Retenciones: una señal más allá del alivio a la distorsión tributaria
La reducción de los DEX para trigo y cebada (del 7,5 % al 5,5 %) y la soja (hacia 2027) es un incentivo para quien produce.
Periodista. Círculo de Periodistas Deportivos de Bahía Blanca. Fue redactor de la revista Encestando (1985-2000). Desde 1987 trabaja en el diario La Nueva Provincia (hoy La Nueva.). Pasó por las secciones Deportes, La Región y La Ciudad, donde se desempeña actualmente. Está especializado en periodismo agropecuario desde 2001. Miembro de la Asociación Bonaerense de Periodistas Agropecuarios. Responsable de las páginas webs de la Asociación de Ganaderos (AGA) y de Abopa.
“Es una medida económicamente bien orientada: mejora precios netos, reduce parcialmente la principal distorsión tributaria que enfrenta el agro y fortalece los incentivos de cadenas en las que la Argentina tiene ventajas competitivas”.
Para el Dr. Juan Manuel Garzón, economista jefe del IERAL (Instituto de Estudios sobre la Realidad Argentina y Latinoamericana) de la Fundación Mediterránea, la rebaja en retenciones para trigo, cebada y soja representa un paso necesario para mejorar la competitividad del sector, aunque advirtió que el proceso aún requiere consolidarse para generar un cambio estructural.
Puntualmente, el Gobierno nacional anunció —como parte de la estrategia para mejorar la competitividad— que, a partir de este lunes 1 de junio, las retenciones al trigo y a la cebada se reducirán del 7,5 % al 5,5 %, en tanto que para el resto de los cultivos el calendario —difundido desde el ministerio de Economía— comenzará a regir desde enero de 2027. Referencia: en 2023 las retenciones en trigo y cebada estaban en el 12 % y, en 2024, fueron reducidas al 7,5 %.
Así entonces, la soja tendrá reducciones mensuales que llevarán el tributo al 21 % hacia diciembre del año 2027 (hoy está en el 24 %) y, posteriormente, al 15 % en diciembre de 2028.
En maíz y sorgo (hoy con el 8,5 % de retenciones) habrá bajas trimestrales hasta alcanzar 7,5 % a fines de 2027 y 5,5 % hacia diciembre de 2028. El girasol (actualmente en el 4,5 %) bajará en forma semestral hasta el 3 % en el año 2028. ¿El resto de los subproductos agroindustriales? Se prevé, oportunamente, una reducción proporcional.

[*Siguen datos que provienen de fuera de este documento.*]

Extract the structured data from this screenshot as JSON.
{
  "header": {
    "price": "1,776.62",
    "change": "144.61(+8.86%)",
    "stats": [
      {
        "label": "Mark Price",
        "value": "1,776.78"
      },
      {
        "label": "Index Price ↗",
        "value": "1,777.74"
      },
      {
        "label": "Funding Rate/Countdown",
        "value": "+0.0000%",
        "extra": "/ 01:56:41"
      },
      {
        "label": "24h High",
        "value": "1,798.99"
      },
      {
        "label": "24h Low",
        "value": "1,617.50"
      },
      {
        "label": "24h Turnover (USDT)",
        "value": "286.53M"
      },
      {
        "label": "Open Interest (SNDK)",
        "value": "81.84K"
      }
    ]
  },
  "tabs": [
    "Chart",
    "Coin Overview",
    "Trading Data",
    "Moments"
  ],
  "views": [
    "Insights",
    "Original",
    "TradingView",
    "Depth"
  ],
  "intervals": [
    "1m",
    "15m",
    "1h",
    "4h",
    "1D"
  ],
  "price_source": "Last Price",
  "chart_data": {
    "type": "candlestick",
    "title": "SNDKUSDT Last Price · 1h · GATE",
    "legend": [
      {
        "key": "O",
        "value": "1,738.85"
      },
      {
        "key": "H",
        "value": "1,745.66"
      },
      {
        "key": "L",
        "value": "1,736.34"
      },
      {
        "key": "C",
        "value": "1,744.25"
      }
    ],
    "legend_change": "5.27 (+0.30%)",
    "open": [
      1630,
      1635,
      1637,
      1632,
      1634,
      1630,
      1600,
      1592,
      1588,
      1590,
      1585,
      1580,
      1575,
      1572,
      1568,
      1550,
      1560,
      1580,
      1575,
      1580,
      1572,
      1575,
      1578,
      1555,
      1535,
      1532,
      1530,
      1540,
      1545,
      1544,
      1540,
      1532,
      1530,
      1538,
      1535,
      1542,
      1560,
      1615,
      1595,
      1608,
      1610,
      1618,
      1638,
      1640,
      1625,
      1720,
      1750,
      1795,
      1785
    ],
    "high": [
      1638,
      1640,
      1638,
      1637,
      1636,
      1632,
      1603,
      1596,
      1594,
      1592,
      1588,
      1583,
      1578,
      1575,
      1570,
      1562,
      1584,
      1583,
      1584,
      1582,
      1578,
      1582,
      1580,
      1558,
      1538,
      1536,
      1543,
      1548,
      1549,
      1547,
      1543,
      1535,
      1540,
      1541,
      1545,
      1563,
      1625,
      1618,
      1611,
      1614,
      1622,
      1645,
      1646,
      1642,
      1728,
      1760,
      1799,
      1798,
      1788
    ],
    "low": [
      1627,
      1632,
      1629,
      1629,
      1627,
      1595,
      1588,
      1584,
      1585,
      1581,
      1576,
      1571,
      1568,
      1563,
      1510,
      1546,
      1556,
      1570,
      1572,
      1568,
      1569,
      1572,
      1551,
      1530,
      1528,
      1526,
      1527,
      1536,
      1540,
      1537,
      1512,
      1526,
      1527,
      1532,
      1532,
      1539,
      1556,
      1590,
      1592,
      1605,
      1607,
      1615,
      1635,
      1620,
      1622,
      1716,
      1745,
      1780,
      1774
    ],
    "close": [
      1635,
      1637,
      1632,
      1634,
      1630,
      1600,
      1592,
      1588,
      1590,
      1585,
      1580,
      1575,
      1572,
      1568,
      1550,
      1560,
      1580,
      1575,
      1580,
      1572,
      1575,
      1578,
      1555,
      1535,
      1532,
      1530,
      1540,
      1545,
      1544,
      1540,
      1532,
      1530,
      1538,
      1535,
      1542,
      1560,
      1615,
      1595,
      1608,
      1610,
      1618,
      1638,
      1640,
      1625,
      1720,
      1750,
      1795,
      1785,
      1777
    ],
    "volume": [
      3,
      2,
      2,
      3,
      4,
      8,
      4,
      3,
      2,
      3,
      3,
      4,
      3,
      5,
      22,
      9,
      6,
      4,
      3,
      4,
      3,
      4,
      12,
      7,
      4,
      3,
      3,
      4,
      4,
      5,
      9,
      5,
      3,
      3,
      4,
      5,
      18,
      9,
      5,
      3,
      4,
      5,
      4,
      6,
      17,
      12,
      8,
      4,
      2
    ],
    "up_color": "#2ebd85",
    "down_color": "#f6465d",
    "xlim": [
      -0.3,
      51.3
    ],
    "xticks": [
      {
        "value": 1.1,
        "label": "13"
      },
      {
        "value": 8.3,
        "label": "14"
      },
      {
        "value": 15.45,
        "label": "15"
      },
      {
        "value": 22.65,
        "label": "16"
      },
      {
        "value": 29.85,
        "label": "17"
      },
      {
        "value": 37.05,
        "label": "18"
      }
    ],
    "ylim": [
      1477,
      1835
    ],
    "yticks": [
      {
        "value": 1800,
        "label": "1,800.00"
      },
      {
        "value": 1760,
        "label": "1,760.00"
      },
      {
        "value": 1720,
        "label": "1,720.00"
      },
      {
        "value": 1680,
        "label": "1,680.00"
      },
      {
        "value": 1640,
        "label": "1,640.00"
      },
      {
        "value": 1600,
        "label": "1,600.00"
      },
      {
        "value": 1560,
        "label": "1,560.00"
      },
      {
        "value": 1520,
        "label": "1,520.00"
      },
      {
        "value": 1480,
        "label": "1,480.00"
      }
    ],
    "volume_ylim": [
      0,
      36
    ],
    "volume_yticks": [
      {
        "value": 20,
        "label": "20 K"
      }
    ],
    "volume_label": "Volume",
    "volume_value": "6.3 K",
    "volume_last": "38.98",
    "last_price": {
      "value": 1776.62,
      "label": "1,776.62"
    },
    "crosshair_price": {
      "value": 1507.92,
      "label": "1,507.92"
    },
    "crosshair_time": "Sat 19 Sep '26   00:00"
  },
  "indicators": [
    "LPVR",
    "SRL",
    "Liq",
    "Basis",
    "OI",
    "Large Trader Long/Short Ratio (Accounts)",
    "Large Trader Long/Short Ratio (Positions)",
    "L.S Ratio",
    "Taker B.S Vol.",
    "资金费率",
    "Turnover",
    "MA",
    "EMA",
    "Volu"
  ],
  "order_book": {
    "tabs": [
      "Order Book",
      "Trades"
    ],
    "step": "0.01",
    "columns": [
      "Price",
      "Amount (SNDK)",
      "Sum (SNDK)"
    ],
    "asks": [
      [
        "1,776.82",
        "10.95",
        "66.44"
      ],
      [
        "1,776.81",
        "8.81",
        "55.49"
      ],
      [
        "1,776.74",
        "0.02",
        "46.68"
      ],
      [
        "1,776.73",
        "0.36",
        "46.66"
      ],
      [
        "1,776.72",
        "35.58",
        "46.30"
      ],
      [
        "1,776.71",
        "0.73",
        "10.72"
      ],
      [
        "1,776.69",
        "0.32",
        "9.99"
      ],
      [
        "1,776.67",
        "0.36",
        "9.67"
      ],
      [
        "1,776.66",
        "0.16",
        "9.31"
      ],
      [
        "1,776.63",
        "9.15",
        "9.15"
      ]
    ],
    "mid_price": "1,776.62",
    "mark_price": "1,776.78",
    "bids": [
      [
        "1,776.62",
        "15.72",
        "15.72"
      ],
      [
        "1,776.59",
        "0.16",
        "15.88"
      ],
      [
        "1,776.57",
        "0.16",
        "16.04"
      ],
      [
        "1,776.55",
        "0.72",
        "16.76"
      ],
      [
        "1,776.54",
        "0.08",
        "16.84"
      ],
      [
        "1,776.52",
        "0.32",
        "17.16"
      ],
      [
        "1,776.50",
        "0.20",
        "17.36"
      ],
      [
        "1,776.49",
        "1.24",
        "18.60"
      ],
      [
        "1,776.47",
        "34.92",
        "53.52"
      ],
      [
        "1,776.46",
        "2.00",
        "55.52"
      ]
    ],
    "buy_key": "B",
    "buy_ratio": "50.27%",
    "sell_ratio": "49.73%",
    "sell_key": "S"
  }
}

Uno de los puntos clave del análisis de la medida es el impacto en las cuentas públicas. “El costo fiscal estimado luce manejable en términos agregados, siempre que se preserve el equilibrio de las cuentas públicas”, dice Garzón, para plantear que la pérdida de ingresos directos podría mitigarse si se logra un aumento en la actividad económica y en la recaudación de otros impuestos menos nocivos.
En términos de recaudación, el costo fiscal directo para 2027 se estima en un rango de entre 390 y 690 millones de dólares, lo que representa entre un 0,06 % y un 0,10 % del PBI.
“Este monto parece manejable en el marco de una política fiscal ordenada. Sin embargo, la compensación dinámica (léase recuperar recaudación mediante mayor producción e inversión) no debe suponerse automática ni inmediata, ya que depende de la consistencia macroeconómica y el clima”, explica.
Respecto de la comparación sobre una situación semejante de reducción en retenciones realizada durante los años 2016 y 2019, el economista de la Fundación Mediterránea aclara que, a diferencia de entonces, donde la baja inicial fue agresiva pero sufrió una reversión total hacia el final del mandato debido a recurrentes crisis financieras, el esquema actual apuesta por la gradualidad.
“Aquella experiencia deja una lección importante: la dificultad no es solo bajar los DEX, sino sostener la baja en el tiempo”, dice Garzón. Y amplía: “Cuando el programa fiscal se debilita estos derechos suelen reaparecer por su facilidad recaudatoria. Por eso, el valor del actual anuncio reside en su capacidad de ser una trayectoria creíble y permanente”.
Garzón remarca —asimismo— que el éxito de esta política dependerá de factores que trascienden la mera baja de alícuotas nacionales. Y que el impacto estructural estará sujeto a que el sendero de reducción sea creíble y se mantenga en el tiempo.
Además, subrayó la necesidad de que este alivio sea acompañado por una agenda tributaria más amplia, incluyendo reducciones provinciales en Ingresos Brutos y Sellos, todo enmarcado en un contexto de estabilidad macroeconómica y una mayor integración comercial con el mundo.